Don't we need to fix the Fed?

I somehow missed this April op-ed piece in which hedge fund manager Michael Burry — who made a fortune betting against subprime mortgages and was even astute enough not to place his bets with Bear Stearns or Lehman Brothers — asked “I Saw the Crisis Coming. Why Didn’t the Fed?”.

Burry claims he wasn’t reading tea leaves… he was blinded by gaudy neon signs flashing “DANGER, DANGER!”:

I had begun to worry about the housing market back in 2003, when lenders first resurrected interest-only mortgages, loosening their credit standards to generate a greater volume of loans. Throughout 2004, I had watched as these mortgages were offered to more and more subprime borrowers — those with the weakest credit. The lenders generally then sold these risky loans to Wall Street to be packaged into mortgage-backed securities, thus passing along most of the risk. Increasingly, lenders concerned themselves more with the quantity of mortgages they sold than with their quality.

Meanwhile, home buyers, convinced by recent history that real estate prices would always rise, readily signed onto whatever mortgage would get them the biggest house. The incentive for fraud was great: the F.B.I. reported that its mortgage fraud caseload increased fivefold from 2001 to 2004.

At the same time, I also watched how ratings agencies vouched for subprime mortgage-backed securities. To me, these agencies seemed not to be paying much attention.

So he was shocked that the most powerful financial institution in America, and perhaps the world, was completely blindsided:

I have often wondered why nobody in Washington showed any interest in hearing exactly how I arrived at my conclusions that the housing bubble would burst when it did and that it could cripple the big financial institutions. A week ago I learned the answer when Al Hunt of Bloomberg Television, who had read Michael Lewis’s book, “The Big Short,” which includes the story of my predictions, asked Mr. Greenspan directly. The former Fed chairman responded that my insights had been a “statistical illusion.” Perhaps, he suggested, I was just a supremely lucky flipper of coins.

Mr.
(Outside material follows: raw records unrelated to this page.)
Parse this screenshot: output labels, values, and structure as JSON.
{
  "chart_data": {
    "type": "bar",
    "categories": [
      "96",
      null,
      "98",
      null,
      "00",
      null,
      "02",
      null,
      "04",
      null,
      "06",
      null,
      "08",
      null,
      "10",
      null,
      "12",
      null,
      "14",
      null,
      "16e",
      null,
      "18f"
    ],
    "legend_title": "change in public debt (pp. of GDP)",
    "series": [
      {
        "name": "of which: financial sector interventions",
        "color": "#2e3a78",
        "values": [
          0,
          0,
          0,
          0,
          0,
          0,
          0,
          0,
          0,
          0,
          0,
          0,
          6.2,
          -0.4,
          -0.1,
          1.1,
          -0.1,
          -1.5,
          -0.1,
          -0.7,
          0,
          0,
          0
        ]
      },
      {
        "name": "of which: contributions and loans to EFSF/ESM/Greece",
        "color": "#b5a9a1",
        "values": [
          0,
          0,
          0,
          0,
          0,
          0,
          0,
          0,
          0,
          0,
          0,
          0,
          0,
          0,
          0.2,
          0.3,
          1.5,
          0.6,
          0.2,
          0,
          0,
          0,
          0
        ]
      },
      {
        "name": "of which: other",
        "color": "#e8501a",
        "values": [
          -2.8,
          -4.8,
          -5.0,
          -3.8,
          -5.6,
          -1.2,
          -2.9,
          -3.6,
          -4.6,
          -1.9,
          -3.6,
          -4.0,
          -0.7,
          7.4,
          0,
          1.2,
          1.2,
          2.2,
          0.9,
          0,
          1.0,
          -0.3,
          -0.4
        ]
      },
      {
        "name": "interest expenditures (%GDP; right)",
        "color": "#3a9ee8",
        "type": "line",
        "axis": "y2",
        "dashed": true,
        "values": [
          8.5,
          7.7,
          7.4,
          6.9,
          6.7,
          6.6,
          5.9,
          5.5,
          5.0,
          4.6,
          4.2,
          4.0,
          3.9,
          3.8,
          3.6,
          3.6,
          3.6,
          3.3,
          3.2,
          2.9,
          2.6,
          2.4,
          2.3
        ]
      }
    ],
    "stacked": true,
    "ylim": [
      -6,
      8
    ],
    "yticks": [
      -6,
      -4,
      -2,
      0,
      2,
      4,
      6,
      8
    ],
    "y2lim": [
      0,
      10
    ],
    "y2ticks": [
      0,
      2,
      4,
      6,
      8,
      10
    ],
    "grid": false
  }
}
Greenspan said that he sat through innumerable meetings at the Fed with crack economists, and not one of them warned of the problems that were to come. By Mr. Greenspan’s logic, anyone who might have foreseen the housing bubble would have been invited into the ivory tower, so if all those who were there did not hear it, then no one could have said it.

Burry is incredulous that Greenspan in 2004 encouraged — and in 2005 praised — a move away from 30-year-fixed mortgages in which “lenders made interest-only adjustable-rate mortgages readily available to subprime borrowers. And within 18 months lenders offered subprime borrowers so-called pay-option adjustable-rate mortgages, which allowed borrowers to make partial monthly payments and have the remainder added to the loan balance.”

It’s a shocking indictment of the Federal Reserve, akin to — but far more consequential than — the SEC receiving repeated detailed explanations of Bernie Madoff’s Ponzi scheme and failing to investigate.

I wonder whether the Fed’s problem is incompetence or industry capture. The Fed serves the interests of the largest U.S. banks. And bankers didn’t want their profit streams interfered with, even though the “profits” they were “earning” were illusory and would eventually produce massive losses (for taxpayers, since bankers succeeded in socializing their immense losses).

If Greenspan’s correct, the entire Fed failed to see the housing bubble. Has anything changed over the past few years to make us more confident in the Fed’s ability to protect us against, say, massive derivative contract losses?